Irrigation Scheduling of Greenhouse Tomato based on Pan Evaporation and Tensiometer under Non-Pressure Irrigation

Zhijie Shan, Weixia Zhao, Huanjie Cai, Wei Qin, and Zhaoyan Wang

Keywords

Non-pressure irrigation, crop-pan coefficient, soil matric potential threshold

Abstract

Non-pressure irrigation is an efficient micro-irrigation technique, which has the lower system investment and higher irrigation water use efficiency. In this text the irrigation scheduling based on pan evaporation and soil matric potential threshold was made for greenhouse tomato under non-pressure irrigation technique. Soil matric potential was measured by tensiometer and threshold was designed as -25 kPa.
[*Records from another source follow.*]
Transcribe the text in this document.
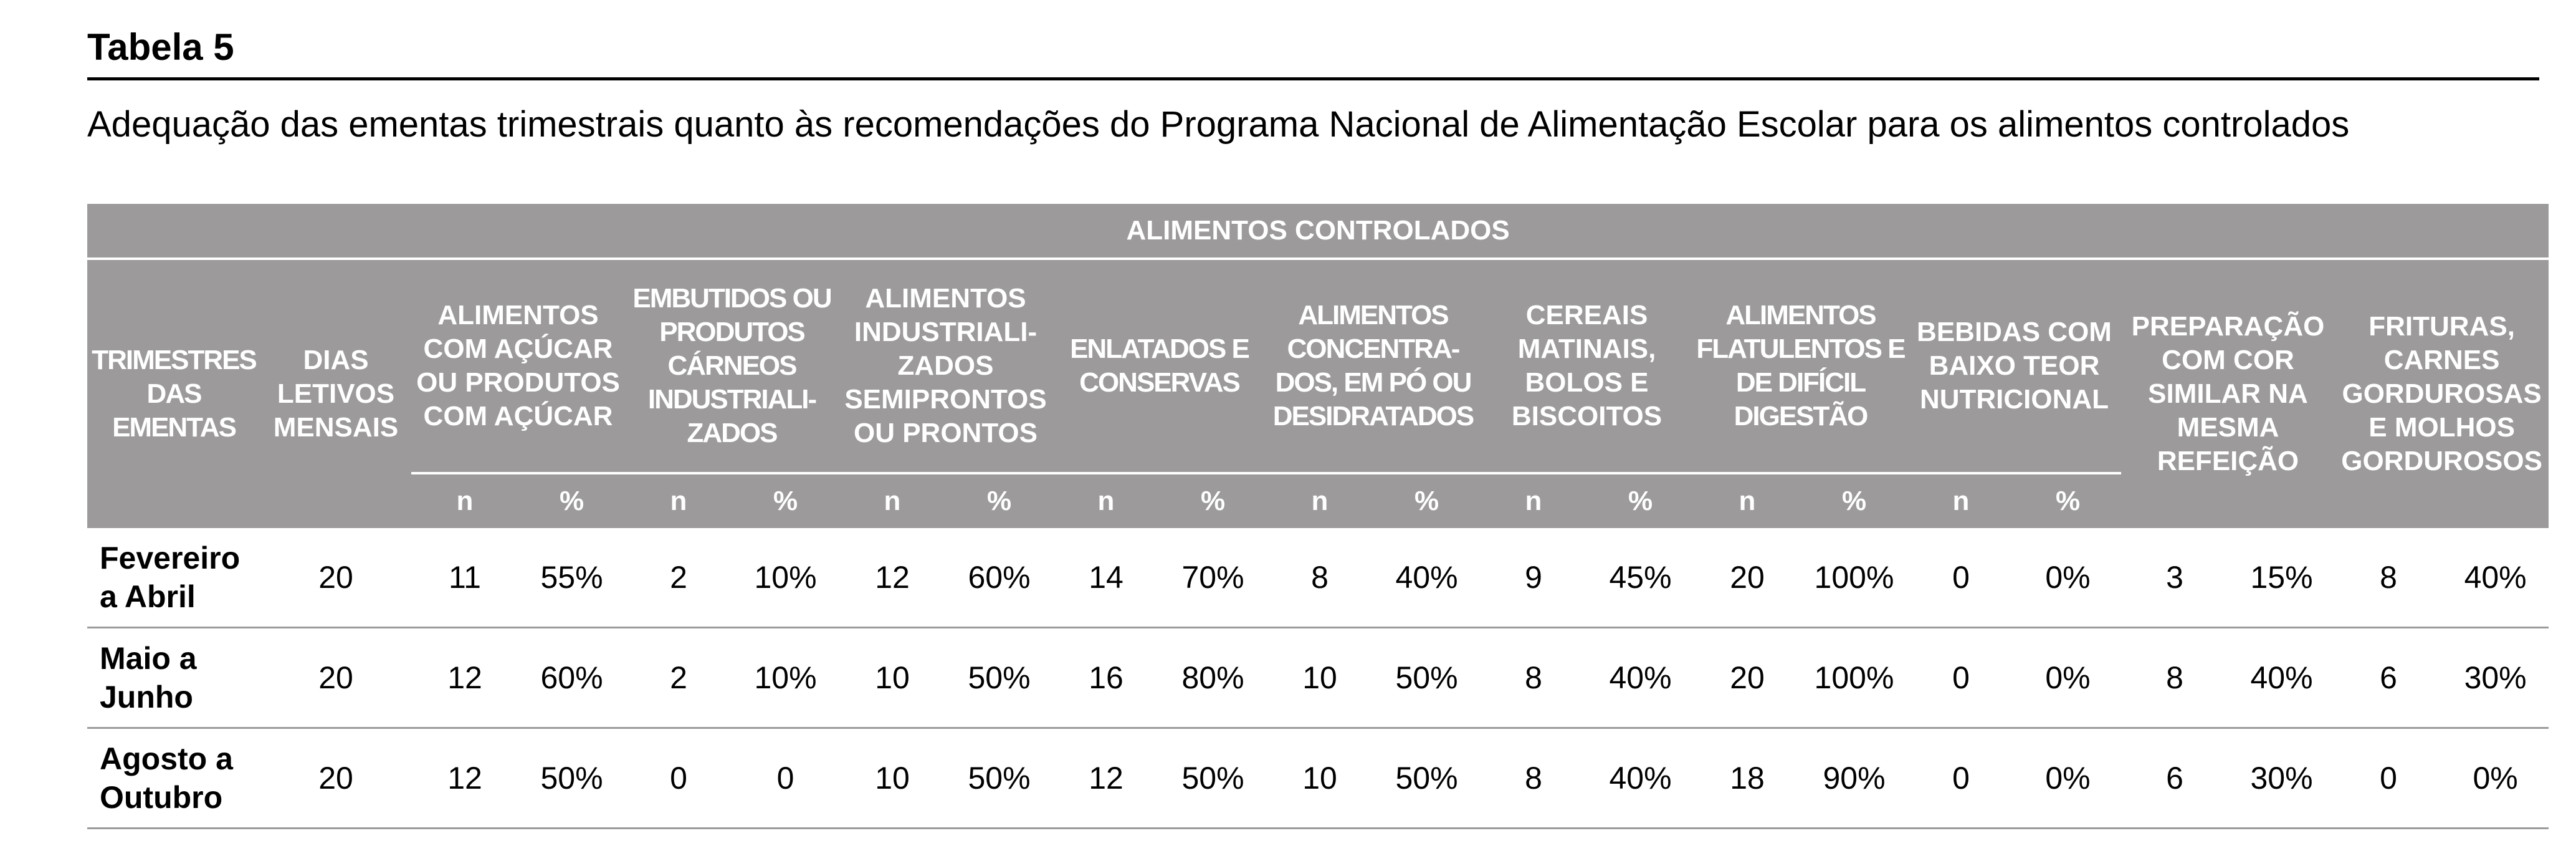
Tabela 5
Adequação das ementas trimestrais quanto às recomendações do Programa Nacional de Alimentação Escolar para os alimentos controlados
ALIMENTOS CONTROLADOS																					
TRIMESTRES DAS EMENTAS	DIAS LETIVOS MENSAIS	ALIMENTOS COM AÇÚCAR OU PRODUTOS COM AÇÚCAR		EMBUTIDOS OU PRODUTOS CÁRNEOS INDUSTRIALI-ZADOS		ALIMENTOS INDUSTRIALI-ZADOS SEMIPRONTOS OU PRONTOS		ENLATADOS E CONSERVAS		ALIMENTOS CONCENTRA-DOS, EM PÓ OU DESIDRATADOS		CEREAIS MATINAIS, BOLOS E BISCOITOS		ALIMENTOS FLATULENTOS E DE DIFÍCIL DIGESTÃO		BEBIDAS COM BAIXO TEOR NUTRICIONAL		PREPARAÇÃO COM COR SIMILAR NA MESMA REFEIÇÃO		FRITURAS, CARNES GORDUROSAS E MOLHOS GORDUROSOS	
		n	%	n	%	n	%	n	%	n	%	n	%	n	%	n	%				
Fevereiro a Abril	20	11	55%	2	10%	12	60%	14	70%	8	40%	9	45%	20	100%	0	0%	3	15%	8	40%
Maio a Junho	20	12	60%	2	10%	10	50%	16	80%	10	50%	8	40%	20	100%	0	0%	8	40%	6	30%
Agosto a Outubro	20	12	50%	0	0	10	50%	12	50%	10	50%	8	40%	18	90%	0	0%	6	30%	0	0%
Pan evaporation was measured by 20 cm standard pan and crop-pan coefficients (Kcp) were designed as 0.2, 0.4, 0.6, 0.8, 1.0 and 1.2. Tomato yield, irrigation water-use efficiency, plant growth and biomass allocation were studied to identify suitable crop-pan coefficient. Irrigation frequency and soil matric potential were analyzed to study the characteristic of irrigation application based on tensiometer and pan. For all Kcp used, there was significant difference in tomato yield between Kcp = 1.2 and other treatments, whereas there was no significant difference among Kcp = 0.2~0.8 treatments. Irrigation water-use efficiency was the highest when Kcp = 0.2. Higher irrigation water amount had no significant influence on plant height, while it increased stem diameter and biomass accumulation. Root system was concentrated in the top 40 cm of the soil and independent of Kcp used. Irrigation application was frequent and low volume. The hysteresis of irrigation water amount calculation based on pan evaporation and the validity of tensiometer location were two main factors affecting the consistency between irrigation application and plant water consumption.